Tea and Sweet Words from Gaia Holmes

12:01 am

Put the kettle on, find a comfy chair and put your feet up. Here are some Sweet Words from poet Gaia Holmes to enjoy.


Photo credit: deanjenkins from morguefile.com

I'D LIKE TO LIVE IN A FRENCH FILM

where the thin tea-brown light
paints me wise and beautiful
and the sound of my neighbour
playing Elgar on his violin
seeps through the walls
and makes
a stinging soundtrack
to my life.
Nothing will be bland:
you will be addicted
to my skin,
you will smoke
stumpy Gauloise cigarettes,
fill your car
with lust and violet clouds
as you drive through storms
dodging
monstrous wind-fall trees
and crashed telegraph poles
just to get to me,
just to plant little kisses
like forget-me-nots
at the top of my thighs.
And in the morning,
every morning
the wet streets will shine
like pewter,
the world will sound
like Paris and rain.
The air will smell
of hot sugar,
swollen dough
and carousels.

Reproduced with kind permission from Dr James Graham's Celestial Bed by Gaia Holmes (Published by Comma) RRP £7.95. You can purchase a copy here.


Gaia Holmes is a Luddenden-born poet whose work digs beneath the surface of mundane, urban life to reveal a remarkable seam of exoticism.
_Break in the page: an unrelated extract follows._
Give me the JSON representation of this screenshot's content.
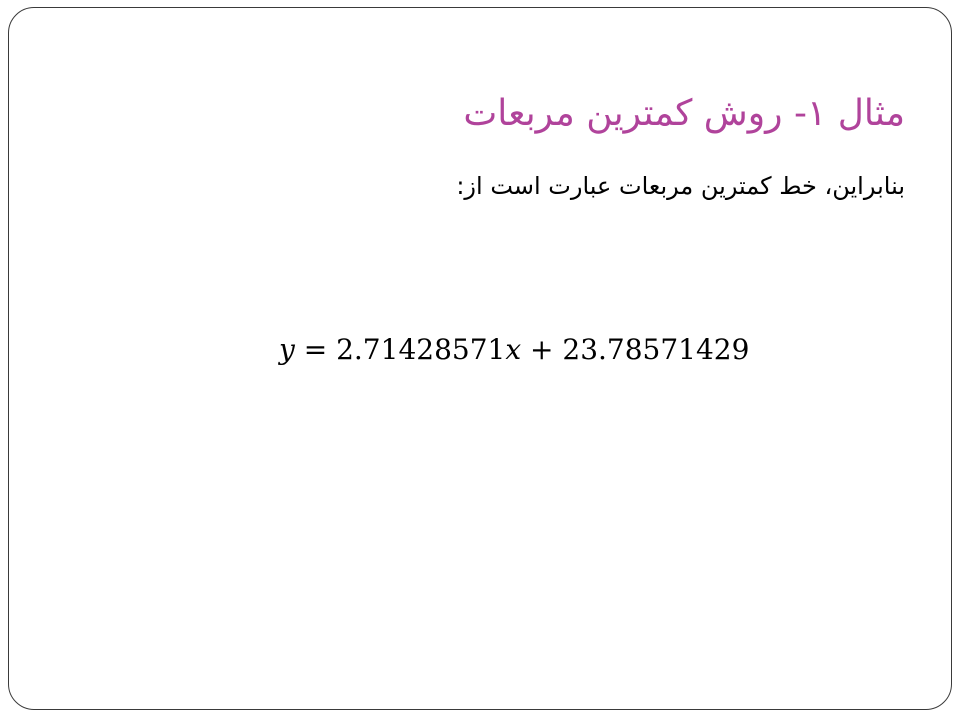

Her carnival of characters - bingo callers, burger sellers, critical theorists - are all cast from the least expected places but, rejuvenated by Gaia's verse, find a new voice and a new ability to captivate. Gaia is a graduate of Huddersfield University’s English with Creative Writing BA, and has previously made a living as a busker, a lollypop lady and poet in residence at Bradford Libraries. Her poetry has appeared in Brando's Hat, Dreamcatcher, Mslexia, Pennine Platform, The Slab, Staple and The Yellow Crane as well as in two anthologies: Taste (ClanU) and You Can't Make a Hamlet Without Breaking Some Heads (Bluetouch).